I felt special with Daddy on our trips together. I felt loved.  It’s  the  type  of  emotional  support  and  affection  I’ve craved since I was seven years old. I know it’s out there and I seek it and find it, only to have it yanked away, replaced by reminders that I’m so worthless and so lucky to be loved. It’s because of those days with my  father when I felt special that I stayed so long with my ex and made bad decisions with other men—because I’d tasted the banquet and was willing to starve for forever if I could just once in a while get a crumb of what I’d once known.

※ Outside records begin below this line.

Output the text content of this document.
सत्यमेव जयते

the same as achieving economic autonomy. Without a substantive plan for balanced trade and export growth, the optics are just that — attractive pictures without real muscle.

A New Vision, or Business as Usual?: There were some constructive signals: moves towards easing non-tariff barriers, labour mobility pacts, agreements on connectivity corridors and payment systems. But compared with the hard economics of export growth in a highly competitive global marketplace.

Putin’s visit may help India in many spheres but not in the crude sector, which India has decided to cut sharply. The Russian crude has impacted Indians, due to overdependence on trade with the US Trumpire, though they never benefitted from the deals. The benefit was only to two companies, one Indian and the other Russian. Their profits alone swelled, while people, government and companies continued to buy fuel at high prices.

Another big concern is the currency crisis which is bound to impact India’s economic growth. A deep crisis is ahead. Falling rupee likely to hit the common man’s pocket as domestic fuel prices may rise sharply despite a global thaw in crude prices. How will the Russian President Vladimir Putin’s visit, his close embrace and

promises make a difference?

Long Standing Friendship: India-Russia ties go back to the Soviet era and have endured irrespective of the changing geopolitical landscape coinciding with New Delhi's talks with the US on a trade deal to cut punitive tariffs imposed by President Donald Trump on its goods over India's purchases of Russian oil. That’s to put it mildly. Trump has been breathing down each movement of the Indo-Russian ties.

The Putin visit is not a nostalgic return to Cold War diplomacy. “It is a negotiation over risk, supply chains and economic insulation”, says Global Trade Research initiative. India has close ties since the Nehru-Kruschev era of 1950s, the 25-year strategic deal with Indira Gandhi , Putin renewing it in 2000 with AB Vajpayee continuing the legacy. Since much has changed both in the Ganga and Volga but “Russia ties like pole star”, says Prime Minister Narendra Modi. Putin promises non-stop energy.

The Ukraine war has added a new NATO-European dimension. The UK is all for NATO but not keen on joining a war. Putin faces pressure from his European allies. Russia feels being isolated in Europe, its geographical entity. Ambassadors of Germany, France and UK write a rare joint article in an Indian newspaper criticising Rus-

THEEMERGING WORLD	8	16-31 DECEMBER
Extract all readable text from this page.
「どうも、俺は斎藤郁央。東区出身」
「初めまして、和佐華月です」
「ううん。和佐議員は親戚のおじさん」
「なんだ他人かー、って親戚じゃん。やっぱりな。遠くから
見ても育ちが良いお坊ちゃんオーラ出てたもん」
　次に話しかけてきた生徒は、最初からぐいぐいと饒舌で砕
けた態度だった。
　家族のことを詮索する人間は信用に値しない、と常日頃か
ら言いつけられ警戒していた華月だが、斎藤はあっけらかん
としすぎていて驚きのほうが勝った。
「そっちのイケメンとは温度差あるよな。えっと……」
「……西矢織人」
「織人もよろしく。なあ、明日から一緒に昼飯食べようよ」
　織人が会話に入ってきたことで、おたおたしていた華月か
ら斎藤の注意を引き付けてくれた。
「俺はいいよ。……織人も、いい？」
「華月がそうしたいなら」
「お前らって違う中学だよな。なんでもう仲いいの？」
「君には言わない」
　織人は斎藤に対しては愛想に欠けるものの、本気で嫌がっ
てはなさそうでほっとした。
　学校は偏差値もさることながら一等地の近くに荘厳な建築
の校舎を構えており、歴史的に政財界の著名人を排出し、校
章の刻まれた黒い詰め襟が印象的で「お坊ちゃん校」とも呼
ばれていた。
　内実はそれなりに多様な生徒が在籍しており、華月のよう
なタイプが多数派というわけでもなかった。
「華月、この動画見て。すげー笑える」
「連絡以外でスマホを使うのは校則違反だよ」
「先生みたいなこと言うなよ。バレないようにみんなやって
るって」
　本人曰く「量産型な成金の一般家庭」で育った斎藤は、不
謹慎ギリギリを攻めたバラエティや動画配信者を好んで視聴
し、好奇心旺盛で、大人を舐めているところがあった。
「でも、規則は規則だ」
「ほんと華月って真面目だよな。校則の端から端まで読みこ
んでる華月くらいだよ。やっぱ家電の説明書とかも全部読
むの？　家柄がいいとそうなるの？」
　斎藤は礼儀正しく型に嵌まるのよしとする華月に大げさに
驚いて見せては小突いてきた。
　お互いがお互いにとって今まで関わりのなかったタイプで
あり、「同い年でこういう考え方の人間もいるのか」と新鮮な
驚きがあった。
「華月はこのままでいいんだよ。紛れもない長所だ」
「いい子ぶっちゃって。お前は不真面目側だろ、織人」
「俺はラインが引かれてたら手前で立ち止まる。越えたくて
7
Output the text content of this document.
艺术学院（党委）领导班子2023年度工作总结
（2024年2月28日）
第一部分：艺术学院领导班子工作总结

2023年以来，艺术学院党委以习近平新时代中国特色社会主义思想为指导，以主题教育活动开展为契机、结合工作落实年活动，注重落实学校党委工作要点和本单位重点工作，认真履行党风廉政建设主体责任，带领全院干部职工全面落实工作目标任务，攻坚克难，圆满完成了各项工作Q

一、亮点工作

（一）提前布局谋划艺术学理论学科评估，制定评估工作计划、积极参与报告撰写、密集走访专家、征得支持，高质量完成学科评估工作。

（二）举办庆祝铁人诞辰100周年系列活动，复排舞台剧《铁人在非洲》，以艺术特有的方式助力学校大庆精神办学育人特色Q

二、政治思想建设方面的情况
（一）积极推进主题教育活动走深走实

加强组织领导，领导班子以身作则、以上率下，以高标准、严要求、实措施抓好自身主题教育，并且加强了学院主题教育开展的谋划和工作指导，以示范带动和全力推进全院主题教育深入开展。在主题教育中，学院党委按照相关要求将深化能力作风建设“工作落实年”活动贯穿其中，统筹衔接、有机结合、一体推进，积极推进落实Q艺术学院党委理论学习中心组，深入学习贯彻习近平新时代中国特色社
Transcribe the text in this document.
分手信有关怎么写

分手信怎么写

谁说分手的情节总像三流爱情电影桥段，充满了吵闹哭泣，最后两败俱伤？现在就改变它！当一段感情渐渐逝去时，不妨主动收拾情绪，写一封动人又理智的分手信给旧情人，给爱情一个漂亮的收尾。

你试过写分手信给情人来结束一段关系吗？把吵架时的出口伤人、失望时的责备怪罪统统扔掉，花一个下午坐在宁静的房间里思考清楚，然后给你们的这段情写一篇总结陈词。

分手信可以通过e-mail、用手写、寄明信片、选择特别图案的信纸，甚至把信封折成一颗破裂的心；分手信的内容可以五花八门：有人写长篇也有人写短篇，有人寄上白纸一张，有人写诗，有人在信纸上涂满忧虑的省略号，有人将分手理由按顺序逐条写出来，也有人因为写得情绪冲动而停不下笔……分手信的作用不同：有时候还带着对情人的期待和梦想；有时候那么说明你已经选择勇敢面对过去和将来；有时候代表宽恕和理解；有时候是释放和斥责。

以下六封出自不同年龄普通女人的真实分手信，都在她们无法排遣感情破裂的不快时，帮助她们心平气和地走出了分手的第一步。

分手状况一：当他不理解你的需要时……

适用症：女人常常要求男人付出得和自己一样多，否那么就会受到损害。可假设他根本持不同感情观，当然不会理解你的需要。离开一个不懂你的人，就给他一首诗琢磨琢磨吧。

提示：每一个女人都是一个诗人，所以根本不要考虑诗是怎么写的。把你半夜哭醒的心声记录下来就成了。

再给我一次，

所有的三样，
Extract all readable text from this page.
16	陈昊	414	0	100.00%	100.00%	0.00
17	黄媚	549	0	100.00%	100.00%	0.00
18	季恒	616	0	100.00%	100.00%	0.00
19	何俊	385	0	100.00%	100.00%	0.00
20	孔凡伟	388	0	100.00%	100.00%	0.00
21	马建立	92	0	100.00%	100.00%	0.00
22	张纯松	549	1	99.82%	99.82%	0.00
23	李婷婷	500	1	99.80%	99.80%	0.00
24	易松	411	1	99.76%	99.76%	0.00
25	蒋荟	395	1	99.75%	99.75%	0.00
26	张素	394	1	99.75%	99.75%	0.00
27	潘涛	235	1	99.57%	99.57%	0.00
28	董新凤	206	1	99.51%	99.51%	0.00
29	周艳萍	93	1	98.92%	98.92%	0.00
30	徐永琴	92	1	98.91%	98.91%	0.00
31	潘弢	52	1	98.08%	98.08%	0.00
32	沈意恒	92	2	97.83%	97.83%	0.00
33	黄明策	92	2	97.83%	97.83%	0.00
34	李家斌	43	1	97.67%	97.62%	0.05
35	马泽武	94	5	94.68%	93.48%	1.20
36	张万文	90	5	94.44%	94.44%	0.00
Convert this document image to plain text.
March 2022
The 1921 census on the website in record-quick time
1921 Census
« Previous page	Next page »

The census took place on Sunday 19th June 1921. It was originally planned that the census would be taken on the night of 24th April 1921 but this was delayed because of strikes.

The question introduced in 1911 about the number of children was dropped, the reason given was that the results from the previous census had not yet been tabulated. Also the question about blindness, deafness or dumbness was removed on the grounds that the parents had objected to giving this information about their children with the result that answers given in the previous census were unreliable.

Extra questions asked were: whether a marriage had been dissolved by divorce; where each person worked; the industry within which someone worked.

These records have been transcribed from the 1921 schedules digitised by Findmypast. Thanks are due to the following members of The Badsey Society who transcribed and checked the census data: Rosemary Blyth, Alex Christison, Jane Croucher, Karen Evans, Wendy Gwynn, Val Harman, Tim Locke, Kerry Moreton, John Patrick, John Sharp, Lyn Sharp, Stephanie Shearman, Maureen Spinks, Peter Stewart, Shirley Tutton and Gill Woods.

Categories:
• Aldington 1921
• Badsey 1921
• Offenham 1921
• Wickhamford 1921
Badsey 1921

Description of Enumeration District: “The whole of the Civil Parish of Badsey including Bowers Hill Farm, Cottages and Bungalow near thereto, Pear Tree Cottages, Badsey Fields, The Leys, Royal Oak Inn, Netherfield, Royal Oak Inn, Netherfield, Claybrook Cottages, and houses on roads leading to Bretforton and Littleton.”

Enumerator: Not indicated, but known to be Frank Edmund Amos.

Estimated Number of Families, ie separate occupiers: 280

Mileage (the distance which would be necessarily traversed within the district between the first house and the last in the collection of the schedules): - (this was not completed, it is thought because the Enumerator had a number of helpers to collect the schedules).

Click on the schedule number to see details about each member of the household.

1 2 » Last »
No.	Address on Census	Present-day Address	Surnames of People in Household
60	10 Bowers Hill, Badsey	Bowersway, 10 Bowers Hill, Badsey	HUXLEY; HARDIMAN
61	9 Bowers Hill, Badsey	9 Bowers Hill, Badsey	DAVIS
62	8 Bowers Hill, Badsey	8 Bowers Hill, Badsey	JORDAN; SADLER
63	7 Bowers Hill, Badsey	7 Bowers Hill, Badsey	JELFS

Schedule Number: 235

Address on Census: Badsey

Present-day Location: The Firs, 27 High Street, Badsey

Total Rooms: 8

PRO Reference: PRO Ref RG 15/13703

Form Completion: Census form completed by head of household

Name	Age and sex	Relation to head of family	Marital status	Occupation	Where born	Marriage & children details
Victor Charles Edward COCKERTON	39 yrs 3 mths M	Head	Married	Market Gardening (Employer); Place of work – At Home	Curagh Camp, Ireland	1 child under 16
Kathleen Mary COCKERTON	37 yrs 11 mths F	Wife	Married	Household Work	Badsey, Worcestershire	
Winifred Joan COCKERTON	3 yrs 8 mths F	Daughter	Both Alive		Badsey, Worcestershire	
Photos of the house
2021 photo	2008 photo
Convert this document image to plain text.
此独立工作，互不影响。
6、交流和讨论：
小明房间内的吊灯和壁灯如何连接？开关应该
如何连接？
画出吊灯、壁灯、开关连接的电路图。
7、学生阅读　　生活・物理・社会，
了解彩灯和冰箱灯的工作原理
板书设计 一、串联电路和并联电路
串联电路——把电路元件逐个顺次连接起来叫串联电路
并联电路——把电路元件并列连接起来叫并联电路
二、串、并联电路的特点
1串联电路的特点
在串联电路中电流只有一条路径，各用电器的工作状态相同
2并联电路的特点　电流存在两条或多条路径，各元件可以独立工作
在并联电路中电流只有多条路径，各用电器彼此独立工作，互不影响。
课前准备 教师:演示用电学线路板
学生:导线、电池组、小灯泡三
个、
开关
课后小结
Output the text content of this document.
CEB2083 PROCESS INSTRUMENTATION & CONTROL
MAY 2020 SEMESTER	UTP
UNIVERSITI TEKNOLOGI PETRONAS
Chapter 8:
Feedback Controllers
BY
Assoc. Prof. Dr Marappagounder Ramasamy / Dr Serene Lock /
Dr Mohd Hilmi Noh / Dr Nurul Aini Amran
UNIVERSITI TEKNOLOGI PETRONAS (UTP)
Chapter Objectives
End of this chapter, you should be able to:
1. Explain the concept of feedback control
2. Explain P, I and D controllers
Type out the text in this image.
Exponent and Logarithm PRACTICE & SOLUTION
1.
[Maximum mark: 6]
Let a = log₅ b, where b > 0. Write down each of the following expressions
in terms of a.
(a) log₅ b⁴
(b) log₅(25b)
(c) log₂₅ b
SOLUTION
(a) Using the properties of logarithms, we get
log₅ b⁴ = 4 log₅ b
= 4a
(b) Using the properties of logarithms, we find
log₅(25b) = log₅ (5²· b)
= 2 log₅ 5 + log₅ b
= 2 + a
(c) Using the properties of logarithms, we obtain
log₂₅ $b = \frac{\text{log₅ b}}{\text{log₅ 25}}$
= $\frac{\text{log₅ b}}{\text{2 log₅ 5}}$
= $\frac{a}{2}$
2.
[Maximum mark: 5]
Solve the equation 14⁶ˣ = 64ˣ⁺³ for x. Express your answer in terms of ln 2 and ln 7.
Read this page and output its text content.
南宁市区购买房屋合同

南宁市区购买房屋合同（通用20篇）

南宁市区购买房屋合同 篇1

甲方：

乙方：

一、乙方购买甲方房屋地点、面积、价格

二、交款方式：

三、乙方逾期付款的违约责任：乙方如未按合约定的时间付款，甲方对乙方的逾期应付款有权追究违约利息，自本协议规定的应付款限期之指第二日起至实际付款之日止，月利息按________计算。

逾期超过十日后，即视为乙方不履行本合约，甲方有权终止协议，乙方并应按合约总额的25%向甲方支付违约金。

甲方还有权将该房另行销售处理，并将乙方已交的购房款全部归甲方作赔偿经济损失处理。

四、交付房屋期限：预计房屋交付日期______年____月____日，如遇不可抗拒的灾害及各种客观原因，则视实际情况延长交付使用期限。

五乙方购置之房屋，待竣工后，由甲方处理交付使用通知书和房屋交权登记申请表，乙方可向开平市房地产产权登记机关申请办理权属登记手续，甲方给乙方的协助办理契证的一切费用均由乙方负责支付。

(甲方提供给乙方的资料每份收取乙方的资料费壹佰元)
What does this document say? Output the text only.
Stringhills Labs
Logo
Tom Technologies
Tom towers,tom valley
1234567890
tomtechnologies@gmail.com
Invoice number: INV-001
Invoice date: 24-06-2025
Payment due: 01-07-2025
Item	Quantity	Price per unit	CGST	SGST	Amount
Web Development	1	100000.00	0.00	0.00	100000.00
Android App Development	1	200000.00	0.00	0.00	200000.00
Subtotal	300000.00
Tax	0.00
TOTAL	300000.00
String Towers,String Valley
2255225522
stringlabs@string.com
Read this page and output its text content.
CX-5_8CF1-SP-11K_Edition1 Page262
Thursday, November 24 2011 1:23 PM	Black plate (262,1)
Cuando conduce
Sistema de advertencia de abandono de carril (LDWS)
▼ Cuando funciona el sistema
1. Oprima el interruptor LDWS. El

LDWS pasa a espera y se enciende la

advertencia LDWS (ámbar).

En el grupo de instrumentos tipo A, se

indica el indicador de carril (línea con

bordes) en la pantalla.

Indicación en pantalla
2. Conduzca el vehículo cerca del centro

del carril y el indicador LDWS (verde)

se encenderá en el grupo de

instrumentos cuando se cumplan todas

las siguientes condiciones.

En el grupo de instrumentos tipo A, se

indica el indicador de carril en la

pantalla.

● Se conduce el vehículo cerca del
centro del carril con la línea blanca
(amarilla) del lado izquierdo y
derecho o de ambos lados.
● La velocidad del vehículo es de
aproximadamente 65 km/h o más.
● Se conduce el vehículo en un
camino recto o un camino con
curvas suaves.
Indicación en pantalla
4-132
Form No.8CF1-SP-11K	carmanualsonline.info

I remember  the  pageant  and  I  remember  my  grandmother in  a wheelchair, giving every ounce of her strength to watch me walk onto that stage and curtsy when they called my name. I remember my grandfather next to her, and my mother. I don’t remember Daddy being there, though I’m sure he was. The little girl who won the pageant looked nothing like the playmate I knew—she wore false eyelashes, heavy makeup, a storebought pageant dress, and yellow butterflies in the black wiglets piled precariously on top of her head, then bobbie-pinned and sprayed stiff. Her father, she told me later, had told her she’d win because she was, after all, the most specialist little girl there.

But I’m not seven years old anymore. And I know that a man  pretending to offer emotional support and affection may do so only to get his own needs met…or that he could possibly surprise me and really like me for who I am, no matter how different or unusual I might be. That he might like me for me and that I might not have to spend every minute of the rest of my life earning his love but being loved just for myself.

As for Daddy, I still love him and always will, but I know many of the self-esteem problems I’ve spent the past year shedding originated with him—deep emotional scars I’ve carried for over three decades—and I can finally recognize the truth of the matter: my father was fucked up.

As for me, I want a man who’ll love me as much in private as he pretends to in public, treats me like royalty, and doesn’t care if I’m wearing a crown but damn sure thinks I ought to be. A man who’ll touch the innocence and blind faith in me that I’ve been missing since I was seven years old.